The acquisition would complement the Indian drug-major's existing operations in custom-manufacturing, besides catapulting it onto the global stage.

Mumbai , Oct. 30

IN less than a year since its previous acquisition in the UK, the Mumbai-based Nicholas Piramal India Ltd (NPIL) has acquired the UK's Avecia Pharmaceuticals for a consideration of £9.5 million (about Rs 76 crore).

A global custom-manufacturing player, Avecia Pharmaceuticals' focus is on providing custom chemical synthesis and manufacturing services for innovator pharmaceutical and biotechnology companies.
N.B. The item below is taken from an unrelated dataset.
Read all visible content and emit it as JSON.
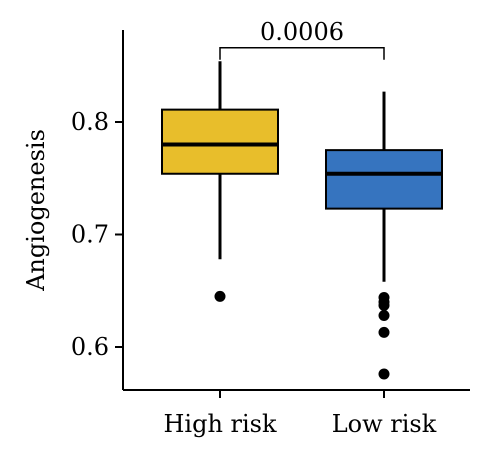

The acquisition would complement the Indian drug-major's existing operations in custom-manufacturing, besides catapulting it onto the global stage, NPIL's Chairman, Mr Ajay Piramal, told Business Line. He expected to get regulatory approvals on the deal in about five weeks.

Elaborating on the cost efficiencies, he said, India provided a low-cost and high-quality base. The acquisition gave the company access to Avecia's customer-list and new technologies used in the synthesis of products. Besides, it provided physical proximity to the overseas client.

The reconfigured asset-base would include access to leading early phase assets, including nearly 100 early-phase and launched products, a note from the company said.

About 346 employees also come into the Nicholas Piramal fold with this deal, who would be retained, "as of now," Mr Piramal said.

Avecia Pharmaceuticals is part of the UK-based Avecia Group. Private equity funds managed by Cinven and Investcorp International acquired Avecia Group from AstraZeneca in 1999.

Avecia comprises three business entities: Avecia Pharmaceuticals Ltd (APL) in the UK, Torcan Chemical Ltd in Canada and a 25 per cent ownership of Reaxa Ltd, also in the UK. These companies clocked consolidated sales of £36.1 million in 2004.

In its first quarter of 2005, the company clocked sales of £44.1 million, with an operating loss (from continuing operations and before amortisation of goodwill and restructuring) at £12.3 million.

Explaining why the Avecia Group exited the business, he said, it was important for the group to have an "India-end or a China-end" to be successful. And for this, the company would have to invest in India and that would have been a huge process, he said.

It was advantage Nicholas Piramal, since the company had the same business model. Further, he said, Avecia's customers would feel comfortable with NPIL, as its strategy was to collaborate with multinational companies, protect intellectual property and not compete on products in the US and European markets. (This is contrary to the confrontationist strategies adopted by some Indian companies that challenge product-patents, etc)

In December 2004, Nicholas Piramal had acquired Rhodia's Inhalation Anaesthetics business, but Mr Piramal ruled out any immediate consolidation of the acquired companies in the UK.

Besides, he said, the entire manufacturing operations of the acquired Rhodia business would shift to India by November 2006. The remaining assets would remain with NPIL, he added.